Dediğim gibi, AKP ve MHP Selahattin Demirtaş’ı bırakmak istemeyeceklerdir. Ha, diyelim ki, S. Demirtaş bırakıldı! Bu, devlette Kürt sorununun çözüm iradesinin oluştuğunu göstermez. Bunun altında da siyasi hesaplar aramak gerekiyor. Kürt sorunu çözümlenecekse, bu ancak tüm halkları içine alacak etkili sivil bir mücadeleyle başarılabilir.

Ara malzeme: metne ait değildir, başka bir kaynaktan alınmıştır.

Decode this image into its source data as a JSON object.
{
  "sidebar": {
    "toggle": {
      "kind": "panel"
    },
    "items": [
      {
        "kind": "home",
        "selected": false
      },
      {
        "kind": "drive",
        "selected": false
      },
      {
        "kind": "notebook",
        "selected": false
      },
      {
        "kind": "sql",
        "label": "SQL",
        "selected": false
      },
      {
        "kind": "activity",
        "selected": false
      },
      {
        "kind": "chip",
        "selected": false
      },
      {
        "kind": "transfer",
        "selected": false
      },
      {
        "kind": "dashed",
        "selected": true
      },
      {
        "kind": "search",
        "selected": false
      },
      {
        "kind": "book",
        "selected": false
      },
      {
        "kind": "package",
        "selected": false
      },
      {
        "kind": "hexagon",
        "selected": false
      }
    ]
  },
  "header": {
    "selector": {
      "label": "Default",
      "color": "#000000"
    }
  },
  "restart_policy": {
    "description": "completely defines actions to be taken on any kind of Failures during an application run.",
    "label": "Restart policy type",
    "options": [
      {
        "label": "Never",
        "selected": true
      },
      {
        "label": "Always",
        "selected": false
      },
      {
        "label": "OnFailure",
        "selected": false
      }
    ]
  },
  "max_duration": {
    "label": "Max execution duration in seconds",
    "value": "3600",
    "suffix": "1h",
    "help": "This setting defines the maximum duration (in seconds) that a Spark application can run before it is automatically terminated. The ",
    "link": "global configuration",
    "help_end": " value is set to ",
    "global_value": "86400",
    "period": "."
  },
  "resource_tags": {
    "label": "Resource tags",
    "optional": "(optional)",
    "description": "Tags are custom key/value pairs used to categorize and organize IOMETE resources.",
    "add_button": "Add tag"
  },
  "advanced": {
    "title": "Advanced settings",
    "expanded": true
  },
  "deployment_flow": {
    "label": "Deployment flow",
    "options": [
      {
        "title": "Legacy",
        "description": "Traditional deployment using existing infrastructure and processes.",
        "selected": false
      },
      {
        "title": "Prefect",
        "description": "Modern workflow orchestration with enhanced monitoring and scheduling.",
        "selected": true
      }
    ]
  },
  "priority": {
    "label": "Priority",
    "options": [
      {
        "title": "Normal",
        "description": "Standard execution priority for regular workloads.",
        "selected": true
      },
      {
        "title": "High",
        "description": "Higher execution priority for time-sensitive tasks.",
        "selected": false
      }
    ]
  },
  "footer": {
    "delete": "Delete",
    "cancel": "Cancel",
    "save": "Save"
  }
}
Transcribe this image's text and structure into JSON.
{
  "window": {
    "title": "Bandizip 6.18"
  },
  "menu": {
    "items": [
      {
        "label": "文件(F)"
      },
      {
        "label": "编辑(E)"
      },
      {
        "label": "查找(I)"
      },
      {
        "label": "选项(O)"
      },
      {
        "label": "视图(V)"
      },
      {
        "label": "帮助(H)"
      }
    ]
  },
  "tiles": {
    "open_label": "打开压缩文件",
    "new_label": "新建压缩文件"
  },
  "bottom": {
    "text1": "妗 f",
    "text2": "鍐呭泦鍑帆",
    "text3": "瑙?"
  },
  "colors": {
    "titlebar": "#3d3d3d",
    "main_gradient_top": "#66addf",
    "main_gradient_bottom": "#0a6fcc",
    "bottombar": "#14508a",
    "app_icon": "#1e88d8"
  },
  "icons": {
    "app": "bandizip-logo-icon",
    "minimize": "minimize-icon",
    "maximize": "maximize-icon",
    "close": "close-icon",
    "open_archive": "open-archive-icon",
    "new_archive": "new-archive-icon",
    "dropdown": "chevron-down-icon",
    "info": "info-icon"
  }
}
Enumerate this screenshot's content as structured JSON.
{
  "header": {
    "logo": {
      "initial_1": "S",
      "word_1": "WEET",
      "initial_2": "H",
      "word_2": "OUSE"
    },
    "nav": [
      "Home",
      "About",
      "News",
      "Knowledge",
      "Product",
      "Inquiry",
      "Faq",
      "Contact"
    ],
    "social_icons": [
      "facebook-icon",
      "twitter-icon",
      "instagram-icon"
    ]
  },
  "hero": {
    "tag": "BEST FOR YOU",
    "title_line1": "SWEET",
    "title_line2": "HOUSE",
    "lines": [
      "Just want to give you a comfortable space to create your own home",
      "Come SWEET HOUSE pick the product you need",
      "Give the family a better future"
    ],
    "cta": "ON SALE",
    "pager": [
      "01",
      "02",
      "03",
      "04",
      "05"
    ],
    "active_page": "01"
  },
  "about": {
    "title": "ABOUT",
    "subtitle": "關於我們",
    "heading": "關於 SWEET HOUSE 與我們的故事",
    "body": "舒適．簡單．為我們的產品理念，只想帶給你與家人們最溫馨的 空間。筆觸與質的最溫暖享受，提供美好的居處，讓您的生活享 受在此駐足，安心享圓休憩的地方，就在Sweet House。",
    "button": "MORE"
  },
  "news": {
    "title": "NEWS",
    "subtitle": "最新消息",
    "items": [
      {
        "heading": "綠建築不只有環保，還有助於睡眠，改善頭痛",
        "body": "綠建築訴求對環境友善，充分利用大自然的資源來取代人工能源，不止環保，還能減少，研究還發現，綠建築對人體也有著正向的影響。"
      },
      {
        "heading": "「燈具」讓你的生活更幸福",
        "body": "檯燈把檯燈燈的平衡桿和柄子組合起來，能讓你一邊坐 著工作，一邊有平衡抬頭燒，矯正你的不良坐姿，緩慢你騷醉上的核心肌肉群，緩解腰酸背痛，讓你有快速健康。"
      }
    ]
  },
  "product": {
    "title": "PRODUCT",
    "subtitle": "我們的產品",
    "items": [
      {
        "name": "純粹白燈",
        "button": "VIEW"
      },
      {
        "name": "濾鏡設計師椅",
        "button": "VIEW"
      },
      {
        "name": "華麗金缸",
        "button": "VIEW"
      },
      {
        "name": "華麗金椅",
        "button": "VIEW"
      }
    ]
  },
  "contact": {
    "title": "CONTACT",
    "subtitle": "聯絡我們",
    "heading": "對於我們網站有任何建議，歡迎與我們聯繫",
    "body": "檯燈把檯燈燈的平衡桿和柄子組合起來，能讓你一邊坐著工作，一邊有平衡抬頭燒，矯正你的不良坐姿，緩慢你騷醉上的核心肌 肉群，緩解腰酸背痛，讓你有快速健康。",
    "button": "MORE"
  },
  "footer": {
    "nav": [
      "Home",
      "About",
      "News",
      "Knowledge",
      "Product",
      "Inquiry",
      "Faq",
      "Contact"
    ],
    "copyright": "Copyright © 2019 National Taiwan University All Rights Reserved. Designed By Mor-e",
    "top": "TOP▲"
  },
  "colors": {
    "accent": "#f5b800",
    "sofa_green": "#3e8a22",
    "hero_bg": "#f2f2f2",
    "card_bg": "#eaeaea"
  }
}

Sosyal medya hesabınızda paylaştığınız Kandıra Cezaevi önünde nöbet tuttuğunuz görüntüler çok konuşuldu. Aslında eski bir eylem ancak siz paylaşınca yeni gibi algılandı. Neden böyle bir paylaşım yapma gereği duydunuz?

Haberin üst tarafındaki tarihe bakılsaydı, eylemin eskiden yapıldığı görülürdü. Bu paylaşımı, hapishanelerdeki vahşete karşı sözden öteye bir şeyler yapılması gerektiğine işaret etmek içim yaptım.

ERTUĞRUL KÜRKÇÜ HANGİ DİRENİŞİ SERGİLEMİŞ DE ŞİMDİ ‘DEMOKRATİK DİRENİŞ’ DİYOR 

1994’te milletvekili iken dokunulmazlığınız kaldırdı ve cezaevine girdiniz. Bugün de vekilliği düşürülen Kürt siyasetçiler var ve en son Leyla Güven gözaltına alındı. Aradan yıllar geçse de uygulamalar aynı. Neler söyleyeceksiniz?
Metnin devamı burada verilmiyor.